Tuesday 17 August 2010

duvar

o sahte gülüşlerden birini yakaladım yüzümde az önce. karanlıkta oturmuş, izlediğim diziden mutlu olma rolü yapıyordum. belki de rol değildi, bilmiyorum. tek emin olabildiğim içten gelen bir mutluluk olmadığıydı. beni böylesine kapayanın ne olduğunu düşünür buluyorum kendimi bazı zaman. gözlerimi kapayıp derin nefesler alırken zihnimi boşaltıyor ve yine o duvardan geçiyorum tüm hücrelerimle. çarpmıyoruz artık birbirimize. duvarımla barıştım, onu sevdim, okşadım, hücrelerimle birleştirdim.. içinden geçerken hep bir parçam onda kalıyor ya da tam tersi.. elim boynumda, affettiğimi ne kadar ilan edersem kendime, o an o kadar inanmak istiyorum buna. inanamıyorum. insan istediğine mi inanır? hayır, diyorum. insan içinde olana inanır. içinde tanrı yoksa, ateisttir. içinde aşk yoksa anlayışsız. peki iyilik ve kötülük neresinde bu ayrımın? bir ayrım olmalı mı? insan 'iyi ve kötü' olarak var olmuştur. 'veya'ya yer yok bu konuda. böylesi ancak kabullenilir kılıyor dünyayı ve insanlarını. yoksa insanları ve dünyaları mı demeli..

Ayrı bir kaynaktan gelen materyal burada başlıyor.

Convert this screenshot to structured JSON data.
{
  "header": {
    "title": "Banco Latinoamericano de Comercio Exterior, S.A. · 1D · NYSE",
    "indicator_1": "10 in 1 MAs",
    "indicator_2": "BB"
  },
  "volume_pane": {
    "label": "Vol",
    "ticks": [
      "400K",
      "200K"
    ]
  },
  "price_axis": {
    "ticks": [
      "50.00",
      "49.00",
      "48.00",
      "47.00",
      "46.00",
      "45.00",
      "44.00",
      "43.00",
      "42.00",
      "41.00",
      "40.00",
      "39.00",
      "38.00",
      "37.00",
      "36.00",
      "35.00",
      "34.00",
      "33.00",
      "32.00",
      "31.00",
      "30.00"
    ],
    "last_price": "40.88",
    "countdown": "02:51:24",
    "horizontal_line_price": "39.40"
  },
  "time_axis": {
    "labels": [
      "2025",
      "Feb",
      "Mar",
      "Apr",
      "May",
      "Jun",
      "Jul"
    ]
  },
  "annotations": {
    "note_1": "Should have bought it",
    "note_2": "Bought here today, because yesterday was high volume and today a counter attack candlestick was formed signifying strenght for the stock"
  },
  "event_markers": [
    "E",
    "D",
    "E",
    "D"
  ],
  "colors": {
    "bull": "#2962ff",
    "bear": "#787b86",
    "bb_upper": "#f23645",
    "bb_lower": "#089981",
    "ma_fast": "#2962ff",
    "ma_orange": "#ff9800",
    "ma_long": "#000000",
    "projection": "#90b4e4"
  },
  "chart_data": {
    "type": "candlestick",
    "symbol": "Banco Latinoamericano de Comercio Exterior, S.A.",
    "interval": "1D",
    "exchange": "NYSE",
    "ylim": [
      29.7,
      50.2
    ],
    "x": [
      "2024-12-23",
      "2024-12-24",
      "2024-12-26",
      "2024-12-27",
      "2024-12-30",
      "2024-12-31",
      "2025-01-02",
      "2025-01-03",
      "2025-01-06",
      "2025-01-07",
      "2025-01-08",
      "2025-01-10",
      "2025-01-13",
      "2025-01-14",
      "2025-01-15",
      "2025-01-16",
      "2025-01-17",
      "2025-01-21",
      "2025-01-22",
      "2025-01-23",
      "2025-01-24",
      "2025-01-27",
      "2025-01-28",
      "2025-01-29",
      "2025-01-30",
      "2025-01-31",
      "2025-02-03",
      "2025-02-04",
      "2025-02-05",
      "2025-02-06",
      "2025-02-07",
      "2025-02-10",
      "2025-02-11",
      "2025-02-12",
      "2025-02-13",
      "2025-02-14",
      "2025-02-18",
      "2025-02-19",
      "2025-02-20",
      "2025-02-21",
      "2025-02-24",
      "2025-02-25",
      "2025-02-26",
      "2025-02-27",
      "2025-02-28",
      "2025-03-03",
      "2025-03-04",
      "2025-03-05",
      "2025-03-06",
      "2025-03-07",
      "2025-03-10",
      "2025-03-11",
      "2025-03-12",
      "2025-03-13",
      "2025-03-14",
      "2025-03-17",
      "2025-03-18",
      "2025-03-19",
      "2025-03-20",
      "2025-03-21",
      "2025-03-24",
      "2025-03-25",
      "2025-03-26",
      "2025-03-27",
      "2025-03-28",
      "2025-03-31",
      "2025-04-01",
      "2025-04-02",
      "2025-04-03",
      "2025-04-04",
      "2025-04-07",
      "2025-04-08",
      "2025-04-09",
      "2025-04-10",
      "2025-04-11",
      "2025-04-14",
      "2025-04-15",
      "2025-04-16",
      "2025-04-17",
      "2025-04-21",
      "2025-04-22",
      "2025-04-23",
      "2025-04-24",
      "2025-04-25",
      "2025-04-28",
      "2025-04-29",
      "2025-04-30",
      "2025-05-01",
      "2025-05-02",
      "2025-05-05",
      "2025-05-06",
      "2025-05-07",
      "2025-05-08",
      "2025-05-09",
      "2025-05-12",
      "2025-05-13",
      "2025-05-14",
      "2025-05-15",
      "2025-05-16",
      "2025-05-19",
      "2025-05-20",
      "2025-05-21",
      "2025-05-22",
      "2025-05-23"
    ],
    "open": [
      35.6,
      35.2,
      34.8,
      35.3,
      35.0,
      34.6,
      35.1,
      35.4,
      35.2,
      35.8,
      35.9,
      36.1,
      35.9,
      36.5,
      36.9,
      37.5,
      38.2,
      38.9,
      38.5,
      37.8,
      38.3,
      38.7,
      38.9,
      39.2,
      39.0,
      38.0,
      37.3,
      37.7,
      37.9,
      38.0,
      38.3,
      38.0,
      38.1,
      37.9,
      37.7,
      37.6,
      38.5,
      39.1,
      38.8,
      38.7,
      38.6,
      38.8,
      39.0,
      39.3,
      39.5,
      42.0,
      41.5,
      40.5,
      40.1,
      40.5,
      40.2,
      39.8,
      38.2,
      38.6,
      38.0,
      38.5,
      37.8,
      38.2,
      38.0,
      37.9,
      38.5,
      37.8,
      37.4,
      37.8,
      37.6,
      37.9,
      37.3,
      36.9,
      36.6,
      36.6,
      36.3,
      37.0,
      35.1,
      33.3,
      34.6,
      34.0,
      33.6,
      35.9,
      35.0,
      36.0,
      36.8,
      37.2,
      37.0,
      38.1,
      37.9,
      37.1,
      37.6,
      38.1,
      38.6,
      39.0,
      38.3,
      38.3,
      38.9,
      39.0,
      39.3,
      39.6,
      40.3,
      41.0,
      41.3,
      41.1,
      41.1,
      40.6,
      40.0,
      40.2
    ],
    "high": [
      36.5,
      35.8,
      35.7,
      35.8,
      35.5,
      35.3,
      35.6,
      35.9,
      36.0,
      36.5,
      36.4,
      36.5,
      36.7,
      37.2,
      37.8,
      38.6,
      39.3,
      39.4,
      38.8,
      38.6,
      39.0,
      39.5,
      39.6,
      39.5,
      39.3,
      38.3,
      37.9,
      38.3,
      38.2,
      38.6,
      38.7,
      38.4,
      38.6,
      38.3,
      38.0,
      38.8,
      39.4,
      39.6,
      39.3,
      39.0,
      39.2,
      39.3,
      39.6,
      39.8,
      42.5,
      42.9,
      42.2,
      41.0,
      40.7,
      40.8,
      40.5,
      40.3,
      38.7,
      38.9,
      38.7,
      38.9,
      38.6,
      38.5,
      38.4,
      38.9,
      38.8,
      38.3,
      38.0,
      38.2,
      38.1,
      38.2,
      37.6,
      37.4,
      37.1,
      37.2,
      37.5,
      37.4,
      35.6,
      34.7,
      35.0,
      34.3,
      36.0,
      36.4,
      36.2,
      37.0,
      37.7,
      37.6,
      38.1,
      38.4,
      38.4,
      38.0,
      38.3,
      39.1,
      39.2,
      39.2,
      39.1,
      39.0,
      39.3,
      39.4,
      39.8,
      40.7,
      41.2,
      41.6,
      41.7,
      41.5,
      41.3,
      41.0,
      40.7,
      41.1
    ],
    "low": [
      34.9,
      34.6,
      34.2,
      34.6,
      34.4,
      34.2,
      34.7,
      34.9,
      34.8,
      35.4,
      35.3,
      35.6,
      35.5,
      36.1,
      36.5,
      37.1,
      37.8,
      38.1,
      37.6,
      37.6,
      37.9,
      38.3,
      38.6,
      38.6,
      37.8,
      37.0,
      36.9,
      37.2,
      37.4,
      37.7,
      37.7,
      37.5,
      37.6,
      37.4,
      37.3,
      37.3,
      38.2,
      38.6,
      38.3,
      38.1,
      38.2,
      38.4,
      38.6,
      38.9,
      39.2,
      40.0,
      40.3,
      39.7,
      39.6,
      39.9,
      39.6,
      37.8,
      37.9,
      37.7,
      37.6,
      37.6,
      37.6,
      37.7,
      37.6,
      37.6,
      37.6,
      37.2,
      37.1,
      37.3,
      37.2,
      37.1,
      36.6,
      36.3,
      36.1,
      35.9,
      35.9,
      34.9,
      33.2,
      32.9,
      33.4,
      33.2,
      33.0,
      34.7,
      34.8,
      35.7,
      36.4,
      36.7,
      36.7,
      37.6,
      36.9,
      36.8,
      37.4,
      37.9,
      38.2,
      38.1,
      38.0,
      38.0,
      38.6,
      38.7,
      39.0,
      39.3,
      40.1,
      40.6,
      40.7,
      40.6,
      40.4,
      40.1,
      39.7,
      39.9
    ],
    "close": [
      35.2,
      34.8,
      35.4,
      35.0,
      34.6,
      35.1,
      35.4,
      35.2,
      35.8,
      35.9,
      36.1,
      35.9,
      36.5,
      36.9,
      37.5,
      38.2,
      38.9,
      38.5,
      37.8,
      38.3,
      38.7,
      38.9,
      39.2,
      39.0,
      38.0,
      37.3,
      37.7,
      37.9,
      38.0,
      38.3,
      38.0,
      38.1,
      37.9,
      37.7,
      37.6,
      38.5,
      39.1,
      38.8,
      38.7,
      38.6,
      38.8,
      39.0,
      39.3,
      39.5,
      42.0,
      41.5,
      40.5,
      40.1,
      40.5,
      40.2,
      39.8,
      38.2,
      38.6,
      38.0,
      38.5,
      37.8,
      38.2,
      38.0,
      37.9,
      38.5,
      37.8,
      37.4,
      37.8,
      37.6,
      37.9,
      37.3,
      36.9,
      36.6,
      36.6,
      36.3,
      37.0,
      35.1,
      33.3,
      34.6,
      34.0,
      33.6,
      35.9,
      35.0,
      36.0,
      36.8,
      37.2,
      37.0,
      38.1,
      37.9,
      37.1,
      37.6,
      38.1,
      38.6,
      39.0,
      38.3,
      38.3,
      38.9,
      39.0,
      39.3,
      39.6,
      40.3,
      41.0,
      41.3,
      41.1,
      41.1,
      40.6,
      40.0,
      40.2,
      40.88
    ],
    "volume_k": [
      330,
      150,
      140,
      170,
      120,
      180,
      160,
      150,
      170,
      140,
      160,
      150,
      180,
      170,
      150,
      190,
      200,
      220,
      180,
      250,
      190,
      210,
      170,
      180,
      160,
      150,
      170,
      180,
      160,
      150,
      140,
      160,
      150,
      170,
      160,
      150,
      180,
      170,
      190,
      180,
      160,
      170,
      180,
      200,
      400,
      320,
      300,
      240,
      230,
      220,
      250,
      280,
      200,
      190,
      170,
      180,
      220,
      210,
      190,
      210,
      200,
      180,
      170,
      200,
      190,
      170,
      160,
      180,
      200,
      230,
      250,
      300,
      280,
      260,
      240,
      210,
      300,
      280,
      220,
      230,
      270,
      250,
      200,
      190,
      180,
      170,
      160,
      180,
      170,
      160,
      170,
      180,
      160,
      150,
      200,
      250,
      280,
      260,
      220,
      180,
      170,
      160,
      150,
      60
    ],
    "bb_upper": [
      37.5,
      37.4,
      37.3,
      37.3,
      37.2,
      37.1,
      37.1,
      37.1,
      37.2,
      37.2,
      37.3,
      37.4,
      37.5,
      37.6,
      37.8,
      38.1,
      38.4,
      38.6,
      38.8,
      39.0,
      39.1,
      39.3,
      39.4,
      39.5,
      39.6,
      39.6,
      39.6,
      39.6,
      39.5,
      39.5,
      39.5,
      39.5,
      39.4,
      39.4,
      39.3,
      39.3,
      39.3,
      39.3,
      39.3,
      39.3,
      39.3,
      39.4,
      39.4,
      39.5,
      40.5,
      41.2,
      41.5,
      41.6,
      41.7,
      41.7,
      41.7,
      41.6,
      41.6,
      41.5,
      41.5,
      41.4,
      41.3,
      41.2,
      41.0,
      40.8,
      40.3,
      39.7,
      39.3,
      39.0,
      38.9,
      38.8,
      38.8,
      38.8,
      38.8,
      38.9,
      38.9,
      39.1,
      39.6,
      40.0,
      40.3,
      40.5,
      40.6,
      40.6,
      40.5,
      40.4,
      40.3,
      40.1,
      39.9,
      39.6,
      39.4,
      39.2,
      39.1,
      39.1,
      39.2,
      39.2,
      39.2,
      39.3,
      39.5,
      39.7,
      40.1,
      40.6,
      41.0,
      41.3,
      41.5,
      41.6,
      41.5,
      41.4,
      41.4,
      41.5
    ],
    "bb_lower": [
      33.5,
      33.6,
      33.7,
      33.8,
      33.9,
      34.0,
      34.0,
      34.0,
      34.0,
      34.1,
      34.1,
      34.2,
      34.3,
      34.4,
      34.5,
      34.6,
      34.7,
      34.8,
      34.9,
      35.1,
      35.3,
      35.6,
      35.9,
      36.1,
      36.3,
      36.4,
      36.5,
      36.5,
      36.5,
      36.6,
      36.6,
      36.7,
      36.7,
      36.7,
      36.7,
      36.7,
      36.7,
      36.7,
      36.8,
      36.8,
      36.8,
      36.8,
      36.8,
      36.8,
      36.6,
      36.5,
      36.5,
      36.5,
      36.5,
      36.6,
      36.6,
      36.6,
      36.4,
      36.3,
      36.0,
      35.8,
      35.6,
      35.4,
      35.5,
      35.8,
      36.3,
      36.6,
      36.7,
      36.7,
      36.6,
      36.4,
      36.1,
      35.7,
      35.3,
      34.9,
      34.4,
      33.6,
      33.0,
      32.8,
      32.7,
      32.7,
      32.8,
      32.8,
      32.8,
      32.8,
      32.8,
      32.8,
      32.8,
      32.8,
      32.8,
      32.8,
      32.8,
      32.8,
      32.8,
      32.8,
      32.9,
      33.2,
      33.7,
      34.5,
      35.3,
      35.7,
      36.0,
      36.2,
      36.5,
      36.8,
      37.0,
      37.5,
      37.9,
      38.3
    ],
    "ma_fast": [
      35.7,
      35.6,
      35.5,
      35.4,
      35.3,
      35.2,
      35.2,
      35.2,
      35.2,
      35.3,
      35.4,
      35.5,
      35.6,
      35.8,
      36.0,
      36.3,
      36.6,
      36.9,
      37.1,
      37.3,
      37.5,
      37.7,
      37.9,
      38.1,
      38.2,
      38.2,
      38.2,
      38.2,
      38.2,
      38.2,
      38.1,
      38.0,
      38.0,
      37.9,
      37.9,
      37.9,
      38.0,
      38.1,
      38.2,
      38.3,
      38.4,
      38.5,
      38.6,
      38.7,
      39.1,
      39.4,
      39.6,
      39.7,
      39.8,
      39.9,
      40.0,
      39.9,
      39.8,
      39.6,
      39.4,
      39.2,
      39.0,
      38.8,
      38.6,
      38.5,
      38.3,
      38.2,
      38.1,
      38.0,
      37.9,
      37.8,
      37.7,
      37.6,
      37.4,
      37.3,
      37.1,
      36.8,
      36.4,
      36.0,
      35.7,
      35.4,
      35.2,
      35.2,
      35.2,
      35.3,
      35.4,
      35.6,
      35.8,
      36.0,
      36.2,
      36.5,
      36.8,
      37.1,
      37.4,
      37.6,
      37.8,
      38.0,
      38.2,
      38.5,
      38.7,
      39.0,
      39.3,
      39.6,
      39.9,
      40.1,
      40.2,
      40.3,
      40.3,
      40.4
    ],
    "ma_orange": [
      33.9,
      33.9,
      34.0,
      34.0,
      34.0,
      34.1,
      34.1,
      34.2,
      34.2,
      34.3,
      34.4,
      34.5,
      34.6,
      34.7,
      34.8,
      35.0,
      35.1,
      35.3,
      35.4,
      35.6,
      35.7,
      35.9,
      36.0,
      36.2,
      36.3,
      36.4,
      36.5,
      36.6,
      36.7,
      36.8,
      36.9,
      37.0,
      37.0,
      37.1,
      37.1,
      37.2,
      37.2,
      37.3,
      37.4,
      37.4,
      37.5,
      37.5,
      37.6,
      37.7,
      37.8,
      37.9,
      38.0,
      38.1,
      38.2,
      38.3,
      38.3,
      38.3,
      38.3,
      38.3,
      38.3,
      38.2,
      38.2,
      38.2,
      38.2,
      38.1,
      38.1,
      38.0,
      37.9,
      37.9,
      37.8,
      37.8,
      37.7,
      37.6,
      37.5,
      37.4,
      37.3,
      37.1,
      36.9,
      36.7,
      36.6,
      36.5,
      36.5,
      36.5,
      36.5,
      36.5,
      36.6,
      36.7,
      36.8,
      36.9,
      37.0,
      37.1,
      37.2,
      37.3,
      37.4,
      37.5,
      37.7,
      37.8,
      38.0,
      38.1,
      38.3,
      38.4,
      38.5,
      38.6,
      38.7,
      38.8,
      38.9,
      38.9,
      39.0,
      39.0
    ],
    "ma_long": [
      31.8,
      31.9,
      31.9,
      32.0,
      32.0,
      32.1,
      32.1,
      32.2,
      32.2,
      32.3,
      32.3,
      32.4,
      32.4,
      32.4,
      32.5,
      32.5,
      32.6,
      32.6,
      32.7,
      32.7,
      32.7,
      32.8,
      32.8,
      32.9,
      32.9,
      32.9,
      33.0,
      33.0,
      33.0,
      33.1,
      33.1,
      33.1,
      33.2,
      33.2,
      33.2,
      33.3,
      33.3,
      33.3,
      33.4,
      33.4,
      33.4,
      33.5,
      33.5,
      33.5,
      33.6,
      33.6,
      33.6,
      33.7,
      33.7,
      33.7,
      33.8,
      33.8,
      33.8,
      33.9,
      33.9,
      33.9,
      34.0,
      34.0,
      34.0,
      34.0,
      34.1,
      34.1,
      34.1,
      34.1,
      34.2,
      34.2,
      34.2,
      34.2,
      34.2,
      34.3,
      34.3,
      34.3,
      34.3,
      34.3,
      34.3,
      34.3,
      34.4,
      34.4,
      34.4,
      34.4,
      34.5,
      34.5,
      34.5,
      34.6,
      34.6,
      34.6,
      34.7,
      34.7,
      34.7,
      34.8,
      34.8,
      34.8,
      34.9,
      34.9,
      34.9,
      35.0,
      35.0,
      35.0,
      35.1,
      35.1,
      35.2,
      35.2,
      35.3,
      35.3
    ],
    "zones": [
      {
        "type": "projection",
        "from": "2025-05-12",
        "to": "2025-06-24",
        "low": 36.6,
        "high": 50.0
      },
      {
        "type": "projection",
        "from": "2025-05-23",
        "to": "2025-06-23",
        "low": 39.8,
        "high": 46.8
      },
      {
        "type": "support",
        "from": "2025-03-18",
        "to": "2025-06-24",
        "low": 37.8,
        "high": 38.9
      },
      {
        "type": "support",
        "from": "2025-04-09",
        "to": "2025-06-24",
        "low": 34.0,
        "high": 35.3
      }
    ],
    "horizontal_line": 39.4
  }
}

içimde af yok. yüksek sesle söylediğimde de inanıyorum buna. sadece bir sağduyu dürtüsü beliriyor, sonra o da onaylıyor. affedemediklerinden korkmalı insan. onu olduğu andan koparıyorsa ve başka bir zamana itiyorsa korkmalı affedemediğinden. ve yüzündeki tiksintiyi atmalı. duvarlarının içinden geçmeyi öğrenen birisi nasıl olur da onu yıkmayı başaramaz? onu yok sayarak, görmezden gelerek, kabullenerek.. duvarını yıkmak için ona dokunmalısın. ona sarılmalı, vurmalı, itmelisin. sarsmalısın en ikilemli ifadeyle. taşın ruhunu sarsmazsan hep orada dikilir yıkılsa bile.